Abgesehen von ihrer Erweiterung von ursprünglich 12 auf 30 Mitglieder ist die NATO auch von ihrem Verteidigungsmandat abgewichen. Obwohl die Bombardierung Serbiens im Jahr 1999 über der abtrünnigen Region Kosovo vage als humanitärer Sieg in Erinnerung bleibt, sollte dies nicht der Fall sein. Washington, d. h. die NATO, taumelte in seine 78-tägige Bombardierung Belgrads, ohne diplomatische Alternativen zu erschöpfen, und die Bombenkampagne beschleunigte nur den Völkermord an ethnischen Serben aus dem Kosovo und das serbische Massaker an etwa 10.000 Kosovaren.
Nach dem Kosovo suchte das Bündnis nach seinen Daseinsgründen außerhalb Europas. 2011 verhängte die Nato eine Flugverbotszone über Libyen und stolperte bald darauf in einen Regimewechselkrieg gegen Muammar Gaddafi. Jetzt befindet sich diese Nation im elften Jahr des Bürgerkriegs, und die Operation wird weithin als Katastrophe angesehen.
In dem Maße, in dem dieser steuerlose Sicherheitspakt den Krieg für westliche Führer einfacher, verkaufbarer und attraktiver gemacht hat als die Diplomatie, war das Bündnis eine Verpflichtung für Frieden und Stabilität.
Schlechte Kriege beiseite, da ist die Frage der Kontrolle.
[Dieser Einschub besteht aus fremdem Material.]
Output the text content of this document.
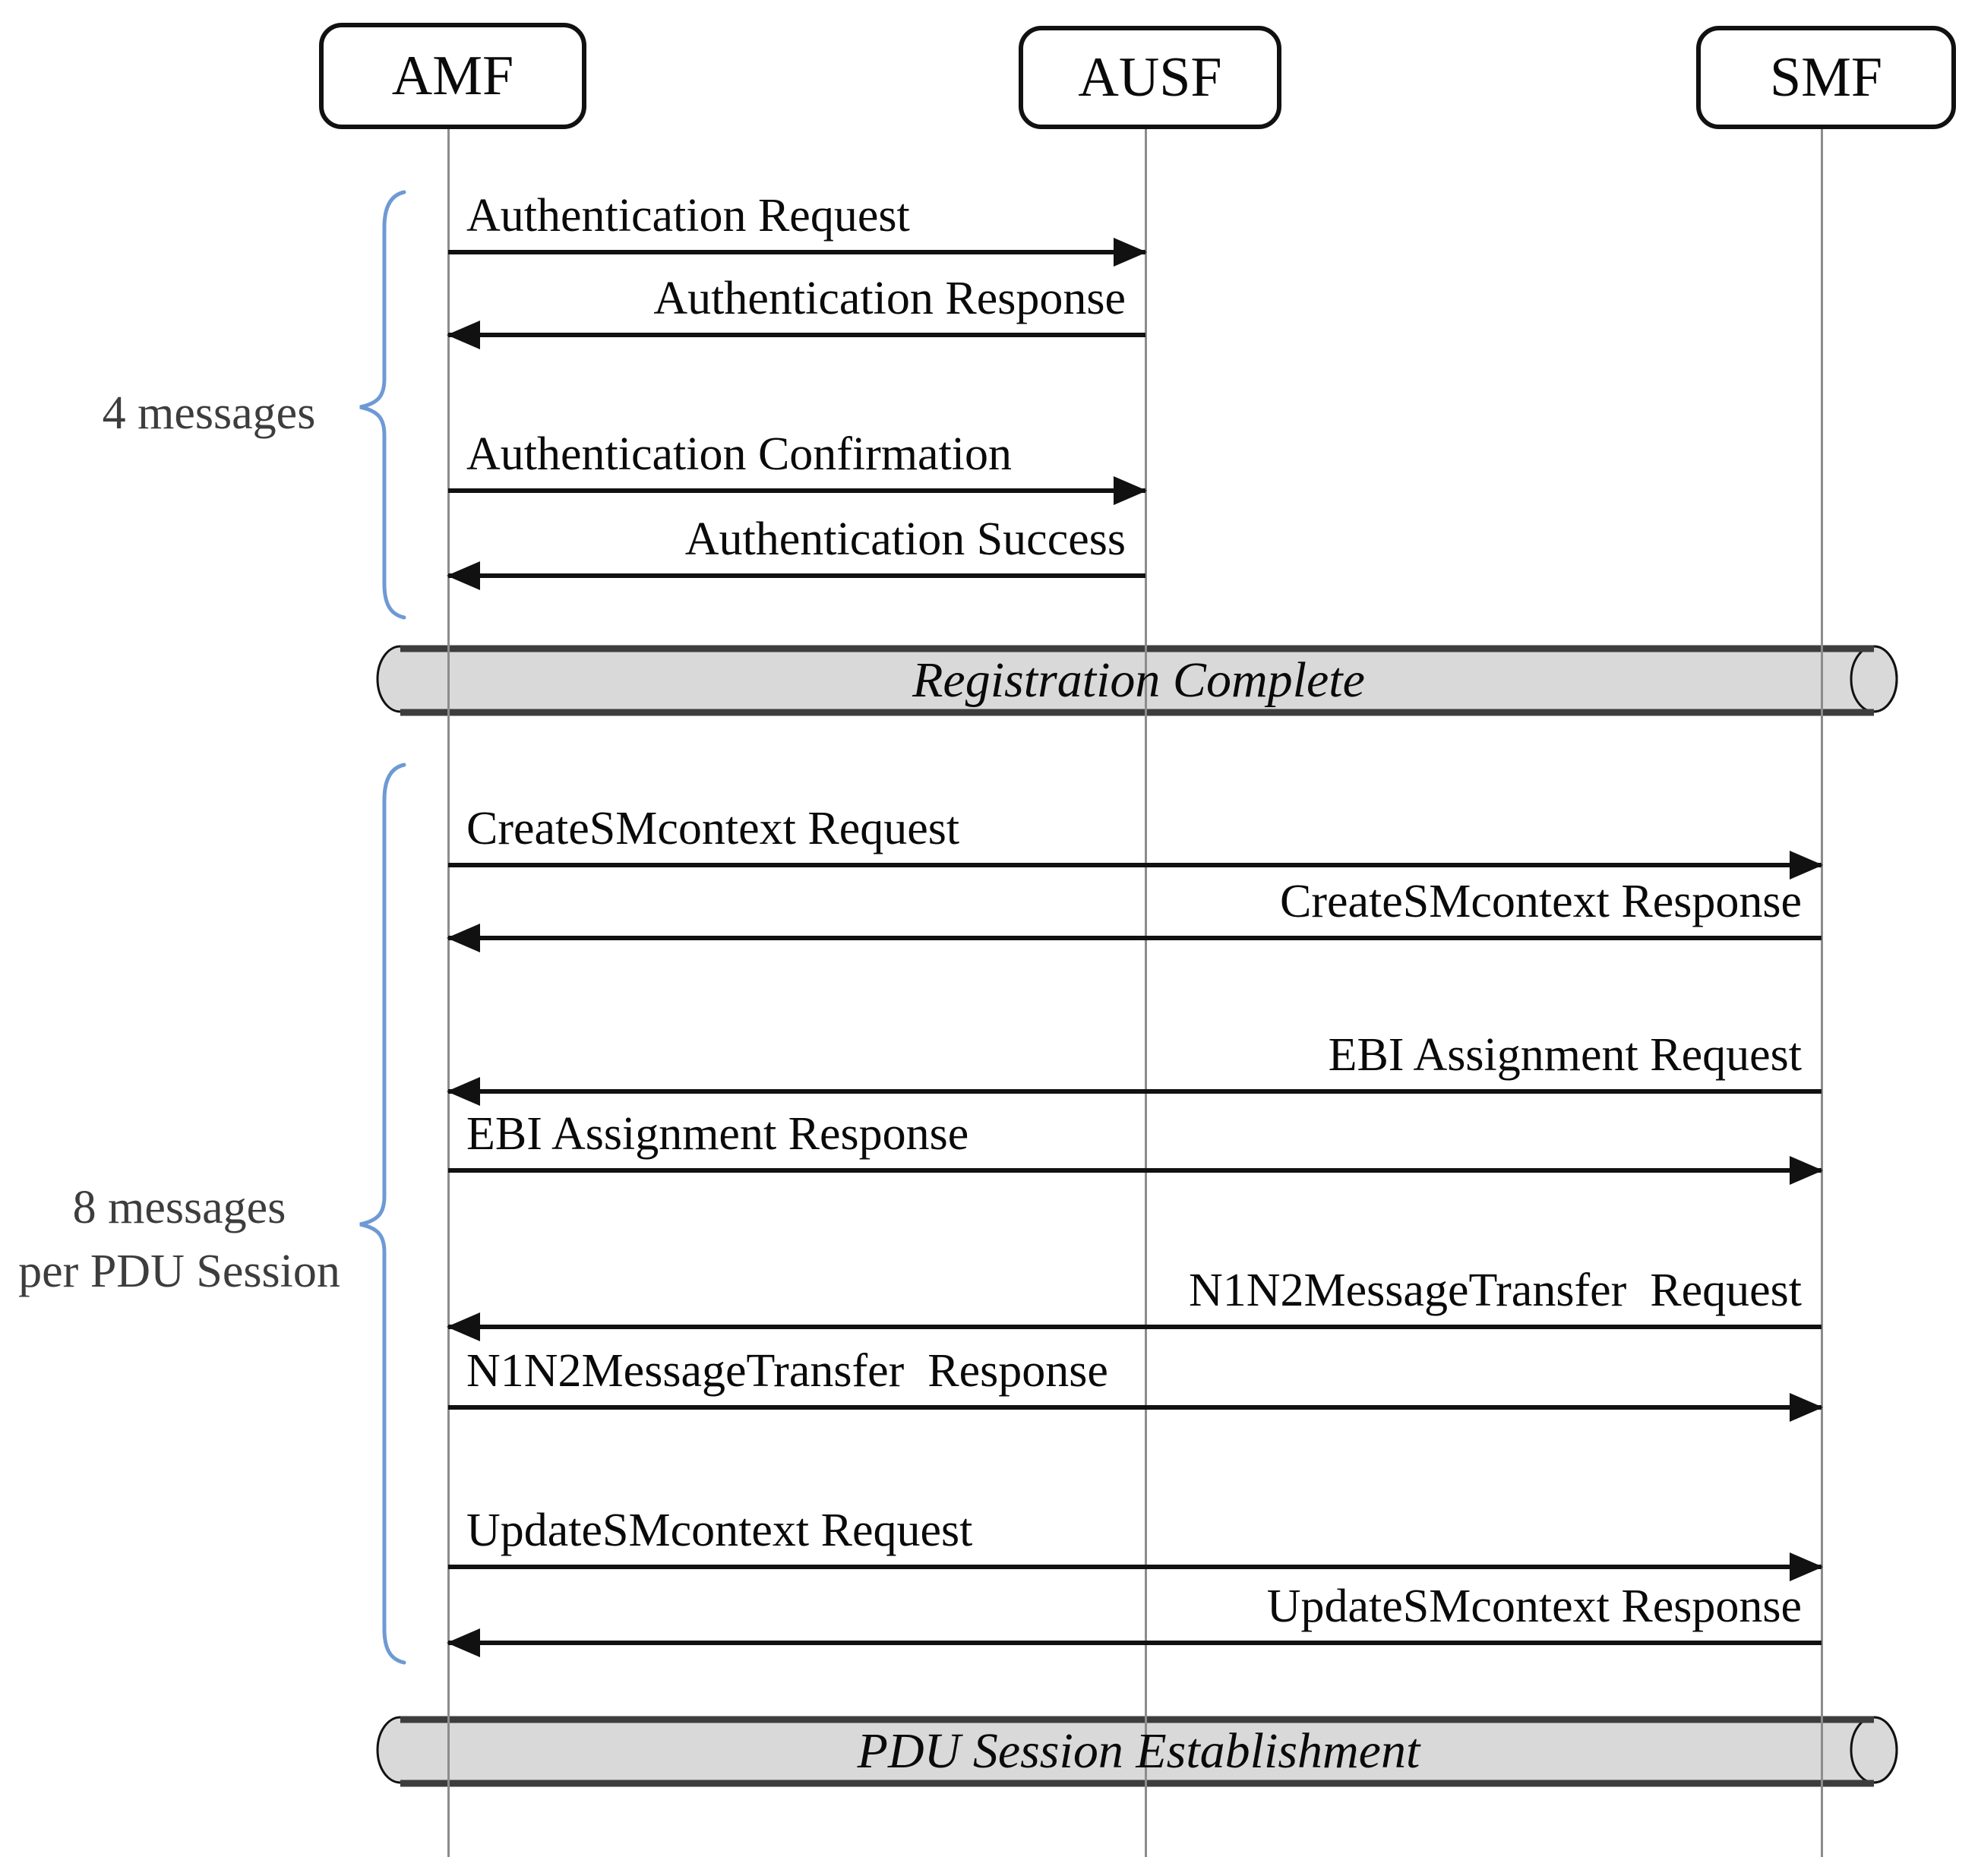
AMF	AUSF	SMF
Authentication Request
Authentication Response
Authentication Confirmation
Authentication Success
4 messages
Registration Complete
CreateSMcontext Request
CreateSMcontext Response
EBI Assignment Request
EBI Assignment Response
N1N2MessageTransfer  Request
N1N2MessageTransfer  Response
UpdateSMcontext Request
UpdateSMcontext Response
8 messages
per PDU Session
PDU Session Establishment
Kann man den Europäern die Verteidigung Europas anvertrauen? Im Jahr 2022 lautet die Antwort ja. Es ist wahr, dass Deutschland angesichts seines Reichtums und seiner Bevölkerung möglicherweise übergroßen Einfluss in einem europäischen Sicherheitsbündnis ausüben wird. Aber das ist in Ordnung. Viele Amerikaner mögen es schmerzlich finden, dies zuzugeben, aber Deutschland ist eine stabilere und funktionierendere Demokratie als die Vereinigten Staaten, mit einem gerechteren Repräsentationssystem, weniger Polarisierung und reibungsloseren Machtübergängen.
Weit davon entfernt, mehr Truppen in Europa zu stationieren – die USA haben gerade 20.000 zu den bereits stationierten 80.000 Soldaten hinzugefügt – sollte die Biden-Regierung die neue Regierung in Berlin an ihr Versprechen nach der Invasion halten, die Verteidigungsausgaben auf 2 Prozent des BIP zu erhöhen, von a lächerlich 1,53 Prozent. Die USA sollten sich auch auf andere Mitgliedsländer stützen, um die 2-Prozent-Schwelle zu erreichen. Um dies zu erreichen, sollte Washingtons erster Schritt darin bestehen, seine Streitkräfte aus Europa zu verlegen, ohne das Bündnis offiziell zu verlassen, ein Schritt, der von Jasen Castillo, Co-Direktor des Albritton Center for Grand Strategy bei Texas A&M, in einem Bericht des Center for 2019 skizziert wurde eine neue amerikanische Sicherheit. Die jüngsten Ereignisse haben Castillos Meinung nicht geändert. „Ehrlich gesagt ist es an der Zeit, dass Großbritannien, Frankreich und Deutschland in der NATO die Schwergewichte übernehmen“, sagte Castillo, „insbesondere jetzt, wo der Ukrainekrieg gezeigt hat, dass Russland keine 10 Fuß groß ist.“
Ein Austritt aus der NATO würde freilich nicht ausreichen, um das überhebliche Washington auf einen Weg weitsichtiger Präventivdiplomatie zu lenken. Aber der gesamte Krieg in der Ukraine, von den diplomatischen Fehltritten im Vorfeld bis zur unzureichenden Leistung des russischen Militärs, sollte zeigen, dass die Verbindlichkeiten des Sicherheitspakts weiterhin seine Vorteile überwiegen.